Was rät man Menschen, deren Budget hinten und vorne nicht mehr ausreicht? Sparen ist die Devise, wenn das Geld knapp wird. „Wir sprechen auch über die Möglichkeit, den Energieanbieter zu wechseln“, sagt Heike Egener. Die Schuldnerberatung kooperiere dazu etwa mit der Verbraucherzentrale wie auch mit anderen Beratungsstellen, etwa bei einer Suchterkrankung.

Berater-Team empfiehlt, ein Haushaltsbuch zu führen

Auch interessant

Die Schuldenberaterinnen und -berater empfehlen immer wieder, ein klassisches Haushaltsbuch zu führen. „So kann man schauen, wohin geht das Geld, wo kann man doch noch sparen“, sagt Heike Egener. „Das Haushaltsbuch bringt eine ganze Menge“, ist sie überzeugt. Beim Einkaufen auf Sonderangebote achten, saisonale Produkte einkaufen und sich überlegen, ob man einen Artikel wirklich benötigt, so lauten ihre Empfehlungen. Sparen könne man auch am Strom- und am Warmwasserverbrauch. Das Vermeiden weiterer Schulden sei das Ziel. Wer aber vorher nur auf Pump gelebt habe, der müsse das auf harte Weise lernen: „Das fällt Betroffenen sehr schwer.“

Mit dem gängigen Vorurteil „Wer Schulden hat, ist selber schuld“ möchte Heike Egener dringend aufräumen. „Diese Situation kann jeden einmal treffen“, weiß sie aus Erfahrung. Nicht nur jene, die sich beim unüberlegten Konsumieren mit den Ratenzahlungen übernommen haben. Sie nennt tragische Situationen wie den Tod des verdienenden Partners, eine schwere Erkrankung, den Verlust der Arbeitsstelle. Oder wenn die Raten für den Wagen über den Kopf wachsen, den man unbedingt brauche, um den Arbeitsplatz erreichen zu können. „Es gibt viele Kleinigkeiten, über die man in eine Schuldenfalle geraten kann.“

Viele Schuldner in Mülheim kennen ihre Rechte nicht

Jeder Fall ist anders, jeder Mensch steckt in seiner persönlichen, schwierigen Situation. Viele kämen voller Scham in die Beratung, doch das sei nicht nötig. „Wir beraten hier ja nicht mit dem erhobenen Zeigefinger“, betont Heike Egener. Man müsse in die Zukunft schauen, Perspektiven schaffen: Was muss jetzt passieren, was kann man ändern? Viele kennen auch ihre Rechte nicht, so Egener. Die ältere Rentnerin kann vielleicht Grundsicherung und Zuschüsse wie Wohngeld beantragen. Inkassounternehmen dürften auch nicht alle Mahngebühren oder Zinsen auf den Schuldner umlegen, so Egener, auch das prüfen die Schuldenberater ganz genau.

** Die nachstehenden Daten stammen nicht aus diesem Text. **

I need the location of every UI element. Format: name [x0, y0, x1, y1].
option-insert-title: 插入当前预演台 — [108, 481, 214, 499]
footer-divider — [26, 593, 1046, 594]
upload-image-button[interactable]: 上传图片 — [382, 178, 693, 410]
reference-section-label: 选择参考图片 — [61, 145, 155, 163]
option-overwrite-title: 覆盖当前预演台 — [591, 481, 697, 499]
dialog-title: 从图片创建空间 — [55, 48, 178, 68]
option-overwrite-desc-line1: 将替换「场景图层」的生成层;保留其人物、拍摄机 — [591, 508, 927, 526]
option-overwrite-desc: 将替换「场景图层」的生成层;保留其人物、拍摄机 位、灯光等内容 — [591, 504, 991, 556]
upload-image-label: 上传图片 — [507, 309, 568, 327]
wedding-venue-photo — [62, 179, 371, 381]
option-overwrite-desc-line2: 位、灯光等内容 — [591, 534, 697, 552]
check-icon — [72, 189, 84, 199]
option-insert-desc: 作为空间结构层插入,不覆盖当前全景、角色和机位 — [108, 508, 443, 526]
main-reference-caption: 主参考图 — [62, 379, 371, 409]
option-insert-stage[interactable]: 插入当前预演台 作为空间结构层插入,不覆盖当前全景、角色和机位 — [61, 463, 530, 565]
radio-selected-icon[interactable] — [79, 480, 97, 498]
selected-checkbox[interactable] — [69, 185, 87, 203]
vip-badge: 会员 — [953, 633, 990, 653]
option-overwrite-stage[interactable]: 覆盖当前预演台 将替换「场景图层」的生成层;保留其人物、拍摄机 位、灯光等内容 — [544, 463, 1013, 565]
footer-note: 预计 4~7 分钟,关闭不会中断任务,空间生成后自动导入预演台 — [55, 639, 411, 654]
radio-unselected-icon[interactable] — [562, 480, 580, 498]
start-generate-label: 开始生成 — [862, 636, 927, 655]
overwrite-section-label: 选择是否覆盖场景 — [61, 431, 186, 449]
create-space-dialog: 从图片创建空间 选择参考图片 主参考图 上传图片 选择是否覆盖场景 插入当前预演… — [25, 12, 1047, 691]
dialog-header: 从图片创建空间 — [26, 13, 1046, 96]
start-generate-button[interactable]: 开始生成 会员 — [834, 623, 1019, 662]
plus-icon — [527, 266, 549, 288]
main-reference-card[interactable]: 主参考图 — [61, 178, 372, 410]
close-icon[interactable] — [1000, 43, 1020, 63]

Nach gründlicher Prüfung kommt bei manchen Klienten möglicherweise ein Privatinsolvenzverfahren in Frage. „Hier haben wir aber im Vergleich zum Vorjahr gleichbleibend viele Fälle“, sagt Egener. Bisher sind es 41 Anträge im laufenden Jahr; im vergangenen waren es 147 Anträge auf ein Insolvenzverfahren. „Auffallend sind aber viele P-Kontobescheinigungen, die wir ausstellen mussten, um das Kontoguthaben vor dem Zugriff der Gläubiger zu schützen“, berichtet Egener. 95 Bescheinigungen seien es bisher gewesen.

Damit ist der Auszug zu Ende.